Ah, yes, the “quiet novel”; the quagmire of literary publishing.

See, reviewers love quiet novels. “Quiet” is generally a positive term in reviews, an oblique shorthand for “character-driven”—as opposed to “plot-driven”—or, at the very worst, a charitable way to acknowledge an otherwise commendable book as occasionally a little dull. Close relatives: “pensive,” “peaceful,” “understated,” etc.

The problem is, the people who actually have to sell books hate the quiet novel. Sure, established, best-selling literary authors can pull it off; people are going to buy Freedom and The Marriage Plot no matter how quiet they are. But for any other author, it’s an uphill battle. How do you market something where nothing really happens and the protagonist(s) just sit around musing a lot? Answer: you don’t. Why bother, when there are so many rip-roaring thrillers out there just waiting to whisk readers along with their plot?

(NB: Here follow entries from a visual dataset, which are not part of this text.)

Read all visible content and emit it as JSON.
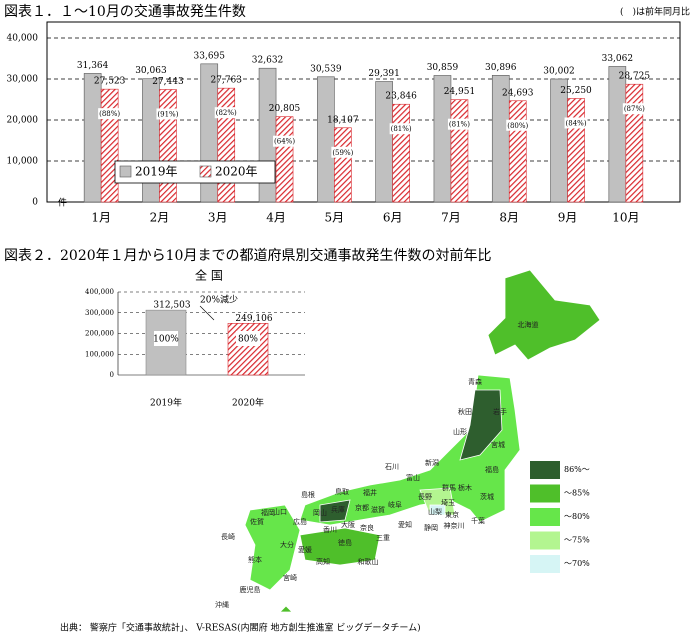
{
  "chart_data": [
    {
      "type": "bar",
      "title": "図表１．１～10月の交通事故発生件数",
      "note": "(　)は前年同月比",
      "y_unit": "件",
      "categories": [
        "1月",
        "2月",
        "3月",
        "4月",
        "5月",
        "6月",
        "7月",
        "8月",
        "9月",
        "10月"
      ],
      "series": [
        {
          "name": "2019年",
          "color": "#c0c0c0",
          "values": [
            31364,
            30063,
            33695,
            32632,
            30539,
            29391,
            30859,
            30896,
            30002,
            33062
          ],
          "value_labels": [
            "31,364",
            "30,063",
            "33,695",
            "32,632",
            "30,539",
            "29,391",
            "30,859",
            "30,896",
            "30,002",
            "33,062"
          ]
        },
        {
          "name": "2020年",
          "color": "#d9262c",
          "hatched": true,
          "values": [
            27523,
            27443,
            27763,
            20805,
            18107,
            23846,
            24951,
            24693,
            25250,
            28725
          ],
          "value_labels": [
            "27,523",
            "27,443",
            "27,763",
            "20,805",
            "18,107",
            "23,846",
            "24,951",
            "24,693",
            "25,250",
            "28,725"
          ],
          "ratio_labels": [
            "(88%)",
            "(91%)",
            "(82%)",
            "(64%)",
            "(59%)",
            "(81%)",
            "(81%)",
            "(80%)",
            "(84%)",
            "(87%)"
          ]
        }
      ],
      "ylim": [
        0,
        40000
      ],
      "yticks": [
        0,
        {
          "value": 10000,
          "label": "10,000"
        },
        {
          "value": 20000,
          "label": "20,000"
        },
        {
          "value": 30000,
          "label": "30,000"
        },
        {
          "value": 40000,
          "label": "40,000"
        }
      ],
      "grid": true,
      "legend": "lower left"
    },
    {
      "type": "bar",
      "title": "全 国",
      "categories": [
        "2019年",
        "2020年"
      ],
      "values": [
        312503,
        249106
      ],
      "value_labels": [
        "312,503",
        "249,106"
      ],
      "share_labels": [
        "100%",
        "80%"
      ],
      "colors": [
        "#c0c0c0",
        "#d9262c"
      ],
      "hatched": [
        false,
        true
      ],
      "annotation": "20%減少",
      "ylim": [
        0,
        400000
      ],
      "yticks": [
        0,
        {
          "value": 100000,
          "label": "100,000"
        },
        {
          "value": 200000,
          "label": "200,000"
        },
        {
          "value": 300000,
          "label": "300,000"
        },
        {
          "value": 400000,
          "label": "400,000"
        }
      ],
      "grid": true
    }
  ],
  "fig2_title": "図表２．2020年１月から10月までの都道府県別交通事故発生件数の対前年比",
  "map": {
    "prefectures": [
      "北海道",
      "青森",
      "秋田",
      "岩手",
      "山形",
      "宮城",
      "新潟",
      "福島",
      "石川",
      "富山",
      "長野",
      "群馬",
      "栃木",
      "茨城",
      "埼玉",
      "東京",
      "千葉",
      "神奈川",
      "山梨",
      "静岡",
      "愛知",
      "岐阜",
      "福井",
      "滋賀",
      "京都",
      "兵庫",
      "大阪",
      "奈良",
      "和歌山",
      "三重",
      "鳥取",
      "島根",
      "岡山",
      "広島",
      "山口",
      "香川",
      "徳島",
      "愛媛",
      "高知",
      "福岡",
      "佐賀",
      "長崎",
      "熊本",
      "大分",
      "宮崎",
      "鹿児島",
      "沖縄"
    ],
    "legend": [
      {
        "label": "86%～",
        "color": "#2e5e2e"
      },
      {
        "label": "～85%",
        "color": "#4fbf2a"
      },
      {
        "label": "～80%",
        "color": "#66e64a"
      },
      {
        "label": "～75%",
        "color": "#b3f590"
      },
      {
        "label": "～70%",
        "color": "#d6f5f5"
      }
    ]
  },
  "source": "出典： 警察庁「交通事故統計」、 V-RESAS(内閣府 地方創生推進室 ビッグデータチーム)"
}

I have some anecdotal evidence on this point from comments on my own novel. Take, first of all, this review of the manuscript from Publishers Weekly, when it was a semifinalist in the Amazon.com Breakthrough Novel Award:

There are no great dramatic scenes in this story, but rather quiet, well-conceived episodes of hope and happiness that alternate with the inevitable disappointments and disillusionment of life.

Sounds okay coming from a reviewer, right? Now take a look at these evaluations from agents:

I felt it was lacking in narrative drive and as such I think that publishers will find it too quiet for the market.

Or:

As the book went along it gets more and more quiet… The response I get most from editors turning down fiction is that the work is too quiet.

I don’t dispute the description; my novel is quiet, and I accept the negative connotations of that along with the positive ones. Probably it is slightly slow in places. After all, those are the kinds of books I like to read, so why would I attempt to write anything else?

I know I’m not alone, here, either: lots of people, beyond reviewers, like quiet books. Take Annie Proulx, a celebrated author if ever there was one. Her Close Range—the collection to which we owe “Brokeback Mountain”—is beyond quiet. It’s silent. And yet the stories are moving and they’re also, witness Brokeback, wells of vast potential commercial success.

Which is why I worry, sometimes, about the publishing industry’s schizophrenic relationship to quiet books. If readers and reviewers love ‘em, and agents and publishers hate ‘em, what on earth are the authors supposed to do?